“My Old Kentucky Home”

“We Will Sing One Song: Singing My Old Kentucky Home at the Derby”
It’s been a long day. The first race was run at 10:30 in the morning; now we’re getting ready for the twelfth race at nearly 6:30. But this one is the one we’re here for – the main event, the Kentucky Derby.
We’ve had a few winners, but many more who didn’t cash a ticket. We’ve met many people from all over the world, making small talk as we make our wagers or stand in line for a restroom. We’ve taken pictures of the famous Twin Spires and watched smiling celebrities stroll down the red carpet to the flash of cameras. Now we’re watching some partied out infielders throwing in the towel, stumbling their way through the tunnel, heading towards the exits. They weren’t here to see the race anyway.
Anticipation builds as the bugler, Steve Buttleman, steps onto the pagoda behind the Derby Winner’s Circle. The robotic television camera from NBC angles around, stopping just inches from Steve’s face. Millions on television are watching, but Steve is a pro and the opening notes of “The Call To The Post” are melodic and sure; the crowd roars as they see the line of Thoroughbreds, each accompanied by a lead pony, step onto the sandy loam racetrack. Immortality for each of these three-year-old Thoroughbreds is on the line. But for us in the crowd, we know we are about to share in something time honored, sacred and personal.
The University of Louisville Marching Band, in their snappy red, white and black uniforms, plays the soft opening of a song that has been played at every Kentucky Derby since at least 1921 – the storied and enduring, “My Old Kentucky Home”. It’s a song that reminds Kentuckians of the sentimentality of days long past, of traditions upheld, and the connections we have to each other. This our Commonwealth. This is our race. And this is our song.

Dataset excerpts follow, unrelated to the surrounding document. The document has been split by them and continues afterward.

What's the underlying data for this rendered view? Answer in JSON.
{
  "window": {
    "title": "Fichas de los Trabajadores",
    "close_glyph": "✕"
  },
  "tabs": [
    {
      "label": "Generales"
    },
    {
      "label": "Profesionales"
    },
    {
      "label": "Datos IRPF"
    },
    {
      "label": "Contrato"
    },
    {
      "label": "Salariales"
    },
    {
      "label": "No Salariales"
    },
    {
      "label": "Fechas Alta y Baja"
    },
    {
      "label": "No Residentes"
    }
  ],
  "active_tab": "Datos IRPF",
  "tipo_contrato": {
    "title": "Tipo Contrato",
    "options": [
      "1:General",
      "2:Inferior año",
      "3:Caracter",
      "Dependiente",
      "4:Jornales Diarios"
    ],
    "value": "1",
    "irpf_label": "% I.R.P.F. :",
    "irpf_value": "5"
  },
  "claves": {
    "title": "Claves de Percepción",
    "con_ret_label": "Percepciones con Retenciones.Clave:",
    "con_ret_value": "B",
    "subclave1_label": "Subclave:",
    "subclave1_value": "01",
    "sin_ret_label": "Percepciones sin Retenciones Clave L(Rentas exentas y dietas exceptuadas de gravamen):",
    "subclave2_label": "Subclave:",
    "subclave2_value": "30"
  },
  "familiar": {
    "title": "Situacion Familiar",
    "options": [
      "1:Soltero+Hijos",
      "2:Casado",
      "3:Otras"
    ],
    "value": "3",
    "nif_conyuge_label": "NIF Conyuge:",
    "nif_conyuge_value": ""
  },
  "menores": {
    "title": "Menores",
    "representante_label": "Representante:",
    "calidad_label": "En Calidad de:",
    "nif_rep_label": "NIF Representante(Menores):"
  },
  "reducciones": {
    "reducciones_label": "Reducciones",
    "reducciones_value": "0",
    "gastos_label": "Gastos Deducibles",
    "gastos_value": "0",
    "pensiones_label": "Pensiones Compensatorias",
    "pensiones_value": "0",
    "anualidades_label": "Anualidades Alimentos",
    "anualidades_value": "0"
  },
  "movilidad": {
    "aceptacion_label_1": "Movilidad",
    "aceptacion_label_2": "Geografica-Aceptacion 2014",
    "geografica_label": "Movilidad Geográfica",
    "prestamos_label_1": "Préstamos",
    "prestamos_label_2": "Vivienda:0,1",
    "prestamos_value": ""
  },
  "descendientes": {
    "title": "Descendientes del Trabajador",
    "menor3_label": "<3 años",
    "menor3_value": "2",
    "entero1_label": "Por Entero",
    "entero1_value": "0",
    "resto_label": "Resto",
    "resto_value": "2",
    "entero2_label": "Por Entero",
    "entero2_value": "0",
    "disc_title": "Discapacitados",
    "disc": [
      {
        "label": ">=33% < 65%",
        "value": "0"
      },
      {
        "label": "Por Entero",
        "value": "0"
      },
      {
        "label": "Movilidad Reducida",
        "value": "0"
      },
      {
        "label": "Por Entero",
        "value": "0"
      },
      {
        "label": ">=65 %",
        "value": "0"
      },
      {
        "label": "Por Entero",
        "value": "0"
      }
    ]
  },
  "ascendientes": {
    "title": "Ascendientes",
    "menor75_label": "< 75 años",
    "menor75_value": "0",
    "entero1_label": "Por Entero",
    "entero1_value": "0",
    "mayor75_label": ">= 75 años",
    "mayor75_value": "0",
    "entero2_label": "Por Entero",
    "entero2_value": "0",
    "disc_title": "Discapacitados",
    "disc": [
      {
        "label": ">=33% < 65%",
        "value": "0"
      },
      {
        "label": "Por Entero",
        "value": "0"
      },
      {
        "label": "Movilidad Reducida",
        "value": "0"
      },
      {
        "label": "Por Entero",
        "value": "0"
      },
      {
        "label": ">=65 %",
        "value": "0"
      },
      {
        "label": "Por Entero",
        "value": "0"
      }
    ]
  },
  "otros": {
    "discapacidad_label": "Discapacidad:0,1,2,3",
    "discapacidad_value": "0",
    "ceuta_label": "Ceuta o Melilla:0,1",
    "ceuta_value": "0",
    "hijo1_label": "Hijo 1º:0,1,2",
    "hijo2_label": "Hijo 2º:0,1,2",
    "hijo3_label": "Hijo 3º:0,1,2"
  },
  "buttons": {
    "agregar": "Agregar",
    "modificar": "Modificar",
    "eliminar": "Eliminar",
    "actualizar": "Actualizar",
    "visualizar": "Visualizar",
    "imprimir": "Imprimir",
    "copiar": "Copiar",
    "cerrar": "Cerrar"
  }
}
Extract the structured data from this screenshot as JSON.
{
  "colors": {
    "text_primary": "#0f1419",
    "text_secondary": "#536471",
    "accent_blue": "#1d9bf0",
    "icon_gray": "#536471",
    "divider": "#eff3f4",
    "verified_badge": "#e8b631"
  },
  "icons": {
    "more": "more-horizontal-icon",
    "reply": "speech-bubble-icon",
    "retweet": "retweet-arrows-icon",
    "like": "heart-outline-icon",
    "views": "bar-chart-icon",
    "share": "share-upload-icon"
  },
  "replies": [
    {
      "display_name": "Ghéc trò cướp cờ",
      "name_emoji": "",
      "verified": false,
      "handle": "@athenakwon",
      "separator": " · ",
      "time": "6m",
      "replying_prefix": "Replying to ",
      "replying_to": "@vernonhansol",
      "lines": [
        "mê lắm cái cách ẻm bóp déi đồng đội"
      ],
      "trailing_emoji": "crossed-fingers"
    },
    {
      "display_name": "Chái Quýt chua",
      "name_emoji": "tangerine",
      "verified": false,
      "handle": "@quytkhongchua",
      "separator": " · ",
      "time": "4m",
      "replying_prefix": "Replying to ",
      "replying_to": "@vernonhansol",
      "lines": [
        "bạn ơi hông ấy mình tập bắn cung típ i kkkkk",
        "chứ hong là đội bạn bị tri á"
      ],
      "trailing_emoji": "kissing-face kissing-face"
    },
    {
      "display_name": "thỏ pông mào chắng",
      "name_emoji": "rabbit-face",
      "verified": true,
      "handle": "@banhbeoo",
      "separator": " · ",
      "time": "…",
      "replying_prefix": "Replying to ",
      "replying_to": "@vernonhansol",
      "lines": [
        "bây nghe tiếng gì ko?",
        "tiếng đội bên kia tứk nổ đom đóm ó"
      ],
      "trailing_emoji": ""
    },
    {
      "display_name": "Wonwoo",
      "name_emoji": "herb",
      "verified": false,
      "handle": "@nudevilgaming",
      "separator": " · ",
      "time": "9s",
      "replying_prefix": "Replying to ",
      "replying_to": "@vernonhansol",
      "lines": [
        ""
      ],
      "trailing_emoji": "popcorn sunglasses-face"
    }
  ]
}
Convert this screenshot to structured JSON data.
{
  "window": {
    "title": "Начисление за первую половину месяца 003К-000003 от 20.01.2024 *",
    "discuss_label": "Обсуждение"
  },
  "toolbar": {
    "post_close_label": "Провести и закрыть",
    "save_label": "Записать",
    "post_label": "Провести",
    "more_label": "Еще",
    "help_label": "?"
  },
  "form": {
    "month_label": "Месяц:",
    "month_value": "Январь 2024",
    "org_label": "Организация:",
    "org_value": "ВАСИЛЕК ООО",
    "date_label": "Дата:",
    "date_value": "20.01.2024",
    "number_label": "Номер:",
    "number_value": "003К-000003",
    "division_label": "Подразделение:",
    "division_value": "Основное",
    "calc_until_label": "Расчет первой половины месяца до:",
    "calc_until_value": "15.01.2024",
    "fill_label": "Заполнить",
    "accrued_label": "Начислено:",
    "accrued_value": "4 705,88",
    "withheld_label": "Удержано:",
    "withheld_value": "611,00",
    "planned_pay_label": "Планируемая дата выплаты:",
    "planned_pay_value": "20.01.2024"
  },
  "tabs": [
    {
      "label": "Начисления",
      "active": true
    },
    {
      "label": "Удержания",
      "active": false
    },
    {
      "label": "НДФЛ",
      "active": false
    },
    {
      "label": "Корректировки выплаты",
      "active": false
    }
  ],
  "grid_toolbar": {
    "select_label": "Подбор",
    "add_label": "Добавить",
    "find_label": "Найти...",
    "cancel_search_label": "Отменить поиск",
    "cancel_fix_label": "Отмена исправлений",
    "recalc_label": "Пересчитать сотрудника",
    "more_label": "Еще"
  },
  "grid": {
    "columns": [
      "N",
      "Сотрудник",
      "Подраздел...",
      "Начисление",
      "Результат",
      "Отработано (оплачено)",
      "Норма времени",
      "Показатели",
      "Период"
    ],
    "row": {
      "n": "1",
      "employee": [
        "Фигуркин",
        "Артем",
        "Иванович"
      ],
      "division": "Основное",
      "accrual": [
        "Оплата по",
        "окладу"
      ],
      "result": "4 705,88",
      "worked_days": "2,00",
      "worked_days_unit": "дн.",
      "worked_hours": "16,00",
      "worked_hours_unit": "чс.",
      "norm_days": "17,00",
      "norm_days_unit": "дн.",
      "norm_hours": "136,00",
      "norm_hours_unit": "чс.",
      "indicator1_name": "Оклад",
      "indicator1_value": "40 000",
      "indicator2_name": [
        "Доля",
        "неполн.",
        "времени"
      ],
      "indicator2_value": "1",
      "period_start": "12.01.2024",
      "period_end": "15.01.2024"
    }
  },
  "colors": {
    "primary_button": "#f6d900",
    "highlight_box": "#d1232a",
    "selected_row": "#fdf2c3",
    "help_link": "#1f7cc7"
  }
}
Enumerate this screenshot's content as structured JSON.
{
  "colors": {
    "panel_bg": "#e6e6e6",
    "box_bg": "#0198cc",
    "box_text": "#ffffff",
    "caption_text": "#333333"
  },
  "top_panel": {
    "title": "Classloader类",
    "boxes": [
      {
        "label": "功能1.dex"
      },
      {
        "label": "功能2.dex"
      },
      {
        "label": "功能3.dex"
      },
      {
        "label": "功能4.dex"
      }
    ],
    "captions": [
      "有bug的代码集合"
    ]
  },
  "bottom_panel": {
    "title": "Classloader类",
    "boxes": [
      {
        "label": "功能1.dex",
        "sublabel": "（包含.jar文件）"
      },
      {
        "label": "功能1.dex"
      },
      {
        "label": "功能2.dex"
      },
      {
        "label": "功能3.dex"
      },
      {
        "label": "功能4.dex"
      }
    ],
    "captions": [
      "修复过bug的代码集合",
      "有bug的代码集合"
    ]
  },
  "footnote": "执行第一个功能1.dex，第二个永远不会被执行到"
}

But the song is so much more than that. Written around 1852 by composer Stephen Foster, he wrote of a past that wasn’t just sentimental romanticism, for in these verses include the reality and the legality of human bondage. The three verses (only the first is sung at the Derby) tell a tale of an enslaved person who is saying good-bye to his Kentucky home after being sold and sent to the Deep South. Away from a spouse? Away from children? Certainly away from the known, even if the known was lived within the confines of enslavement. And sold to what? Foster writes of impending doom with “A few more days for to tote the weary load, No matter 'twill never be light.” The song ends with the finality of never seeing his or her home again, prompting abolitionist Frederick Douglass to write that the song “awakens sympathies for the slave, in which anti-slavery principles take root, grow and flourish.” What the song was to Stephen Foster, and certainly to Frederick Douglass, is very different to the thousands singing under the Twin Spires of Churchill Downs.
It is not clear when the tradition of singing the song before the race took root. Like many Derby traditions, the early 1920’s saw the origins of many of the customs we uphold today. The Louisville Courier Journal reported in 1921 that the song was played, probably after the race, and by 1930, was played as the horses left the paddock and headed towards the track.
Typically, the honor of performing the song is given to the University of Louisville Marching Band, playing in a grassy area next to the Kentucky Derby Winner’s Circle as the crowd sways and sings along. When the last stanza begins with “Weep No More My Lady…” a noticeable crescendo engulfs the racetrack and then, it seems that for a moment, all 160,000 or so people in the crowd – from the well-heeled in the posh clubhouse to the mass of humanity in the infield – are all Kentuckians, gathered on the first Saturday in May to celebrate one of Kentucky’s great historical, cultural and economic contributions – it’s horses.